- The Washington Times - Friday, July 26, 2002

Two leading Democratic candidates for Prince George's County executive yesterday traded accusations that each presided over a period when the county's crime rates soared.
County Council member M.H. Jim Estepp, 60, of Croom, said, "There was a violent crime increase of more than 60 percent from the year 2000 to 2001" during the second term of State's Attorney Jack Johnson.
"The highest crime rate ever in Prince George's County was in the years that [Mr. Estepp] was public safety director," said Michael Herman, a volunteer for the campaign of Mr. Johnson, 53, of Mitchellville.
Other Democratic contenders for the top job are Maryland Delegate Rushern L. Baker III, 43; Major F. Riddick, 51, of Fort Washington; and C. Anthony Muse, 44, of Fort Washington.
All seven candidates agree that the crime rate, schools and living conditions top the list of issues that need attention.
Two candidates are competing for the Republican nomination in the Sept. 10 primary elections. They are council member Audrey E. Scott, 66, of Bowie, and J. Mitchell "Mike" Brown, of Upper Marlboro.
"I'm practically ignoring the primary," said Mrs. Scott, claiming she tried but failed to contact her opponent for a debate. "I'm saving my money for the general election," which is Nov. 5.
Mr. Johnson is considered the leading candidate because he is the only one who has won countywide elections. Having served seven previous years as deputy state's attorney, he was elected as state's attorney in 1994 and 1998.
"He has spent his time bashing the Prince George's County police officers," said Mr. Estepp, who has been endorsed by the county's 2,200-member Fraternal Order of Police, and the more than 1,000-member Professional Firefighters Association.
In 1962, Mr. Estepp was the first county fire service employee hired under a merit system. He was fire chief for 14 years before he became the county's first public service director, a position he held until 1994 when he was elected to the council.

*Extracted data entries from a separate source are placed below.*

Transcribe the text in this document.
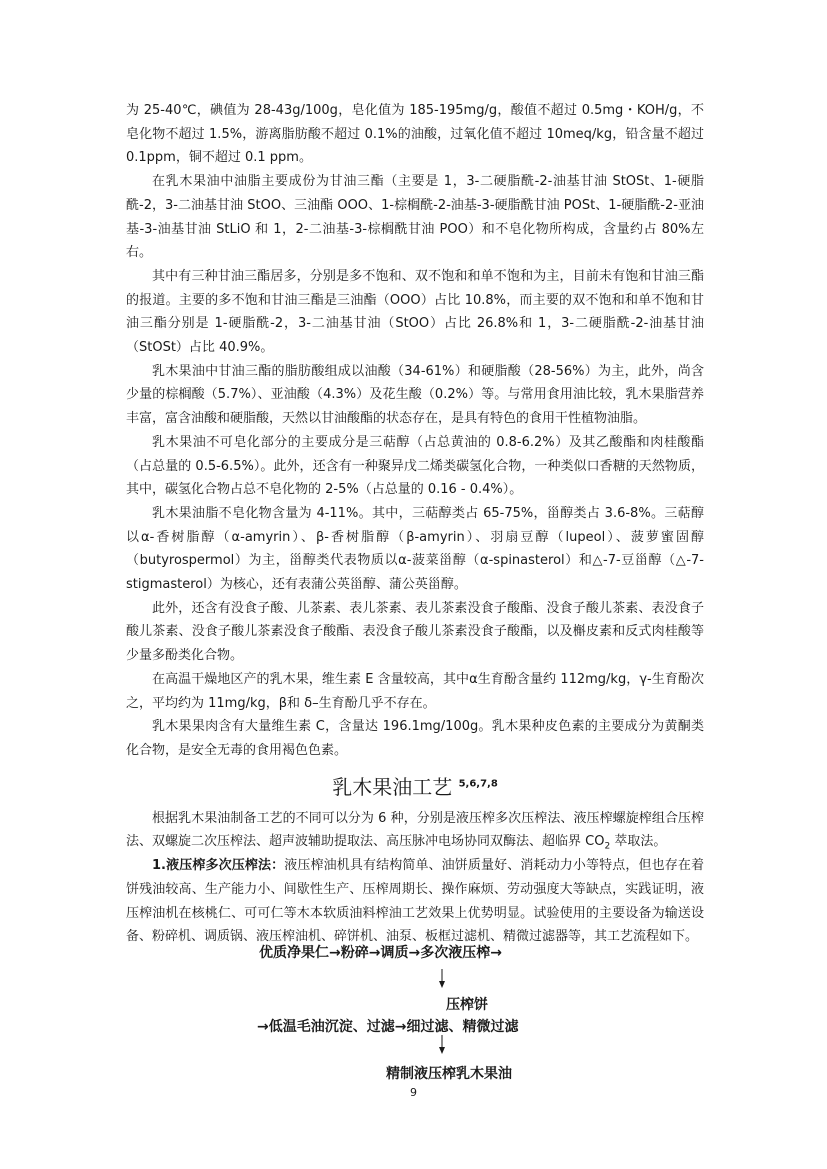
为 25-40℃，碘值为 28-43g/100g，皂化值为 185-195mg/g，酸值不超过 0.5mg・KOH/g，不皂化物不超过 1.5%，游离脂肪酸不超过 0.1%的油酸，过氧化值不超过 10meq/kg，铅含量不超过 0.1ppm，铜不超过 0.1 ppm。

在乳木果油中油脂主要成份为甘油三酯（主要是 1，3-二硬脂酰-2-油基甘油 StOSt、1-硬脂酰-2，3-二油基甘油 StOO、三油酯 OOO、1-棕榈酰-2-油基-3-硬脂酰甘油 POSt、1-硬脂酰-2-亚油基-3-油基甘油 StLiO 和 1，2-二油基-3-棕榈酰甘油 POO）和不皂化物所构成，含量约占 80%左右。

其中有三种甘油三酯居多，分别是多不饱和、双不饱和和单不饱和为主，目前未有饱和甘油三酯的报道。主要的多不饱和甘油三酯是三油酯（OOO）占比 10.8%，而主要的双不饱和和单不饱和甘油三酯分别是 1-硬脂酰-2，3-二油基甘油（StOO）占比 26.8%和 1，3-二硬脂酰-2-油基甘油（StOSt）占比 40.9%。

乳木果油中甘油三酯的脂肪酸组成以油酸（34-61%）和硬脂酸（28-56%）为主，此外，尚含少量的棕榈酸（5.7%）、亚油酸（4.3%）及花生酸（0.2%）等。与常用食用油比较，乳木果脂营养丰富，富含油酸和硬脂酸，天然以甘油酸酯的状态存在，是具有特色的食用干性植物油脂。

乳木果油不可皂化部分的主要成分是三萜醇（占总黄油的 0.8-6.2%）及其乙酸酯和肉桂酸酯（占总量的 0.5-6.5%）。此外，还含有一种聚异戊二烯类碳氢化合物，一种类似口香糖的天然物质，其中，碳氢化合物占总不皂化物的 2-5%（占总量的 0.16 - 0.4%）。

乳木果油脂不皂化物含量为 4-11%。其中，三萜醇类占 65-75%，甾醇类占 3.6-8%。三萜醇以α-香树脂醇（α-amyrin）、β-香树脂醇（β-amyrin）、羽扇豆醇（lupeol）、菠萝蜜固醇（butyrospermol）为主，甾醇类代表物质以α-菠菜甾醇（α-spinasterol）和△-7-豆甾醇（△-7-stigmasterol）为核心，还有表蒲公英甾醇、蒲公英甾醇。

此外，还含有没食子酸、儿茶素、表儿茶素、表儿茶素没食子酸酯、没食子酸儿茶素、表没食子酸儿茶素、没食子酸儿茶素没食子酸酯、表没食子酸儿茶素没食子酸酯，以及槲皮素和反式肉桂酸等少量多酚类化合物。

在高温干燥地区产的乳木果，维生素 E 含量较高，其中α生育酚含量约 112mg/kg，γ-生育酚次之，平均约为 11mg/kg，β和 δ–生育酚几乎不存在。

乳木果果肉含有大量维生素 C，含量达 196.1mg/100g。乳木果种皮色素的主要成分为黄酮类化合物，是安全无毒的食用褐色色素。

乳木果油工艺 $^{5,6,7,8}$

根据乳木果油制备工艺的不同可以分为 6 种，分别是液压榨多次压榨法、液压榨螺旋榨组合压榨法、双螺旋二次压榨法、超声波辅助提取法、高压脉冲电场协同双酶法、超临界 $CO_2$ 萃取法。

1.液压榨多次压榨法：液压榨油机具有结构简单、油饼质量好、消耗动力小等特点，但也存在着饼残油较高、生产能力小、间歇性生产、压榨周期长、操作麻烦、劳动强度大等缺点，实践证明，液压榨油机在核桃仁、可可仁等木本软质油料榨油工艺效果上优势明显。试验使用的主要设备为输送设备、粉碎机、调质锅、液压榨油机、碎饼机、油泵、板框过滤机、精微过滤器等，其工艺流程如下。

优质净果仁→粉碎→调质→多次液压榨→
压榨饼
→低温毛油沉淀、过滤→细过滤、精微过滤
精制液压榨乳木果油
9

More union support came to Mr. Estepp yesterday when the Metropolitan Council of the AFL-CIO chose him as their candidate. President Joslyn N. Williams said the unions encompass 55,000 households in Prince George's County.
Mr. Estepp and Mrs. Scott are white. The other candidates are black. Politicos have speculated that Mr. Estepp has a winning chance if the black votes are divided among the other candidates.
Prince George's County schools are ranked among the worst in the state, said Mr. Riddick, who was the county's first chief administrative officer. He took on the same type of assignment for Maryland when Parris N. Glendening became governor.
Born in Norfolk, Mr. Riddick began work for Prince George's as a budget analyst.
A delegate in the General Assembly, Mr. Baker said, he won more than $95 million in the last three years for county elementary and secondary schools.
"It's the key issue. I want to make sure Prince George's has one of the best school systems. Public safety is right behind," he said.
"I'm the only candidate living inside the Beltway whose kids attend county schools," said Mr. Baker, who lives in Cheverly and has three children.
Mr. Muse, founder and pastor of the 4,000-member Ark of Safety Christian Church, said he would return schools to a basic education system, give incentives to teachers, get parents involved and, maybe, require student uniforms.
Mr. Muse, whose wife is NBC-4 TV news anchor Pat Lawson Muse, was publicized in 2000 when he split from the 118-year-old Gibbons-Resurrection United Methodist Church in Brandywine, taking 80 percent of the congregation to form the new Ark of Safety church.
Mr. Brown, whose phone machine answers callers with, "You have reached the home of enlightened leadership," is retired after 33 years in the U.S. Army.
Born in Vicksburg, Miss., he attended schools in San Francisco and the U.S. Military Academy at West Point, N.Y. He became a major general, parachutist and Army Ranger and is fluent in Russian, German, Spanish and Korean.
In 1968, Pentagon duty tours brought him to Prince George's County, where his four children attended school. His wife was a teacher in the public schools for more than 20 years.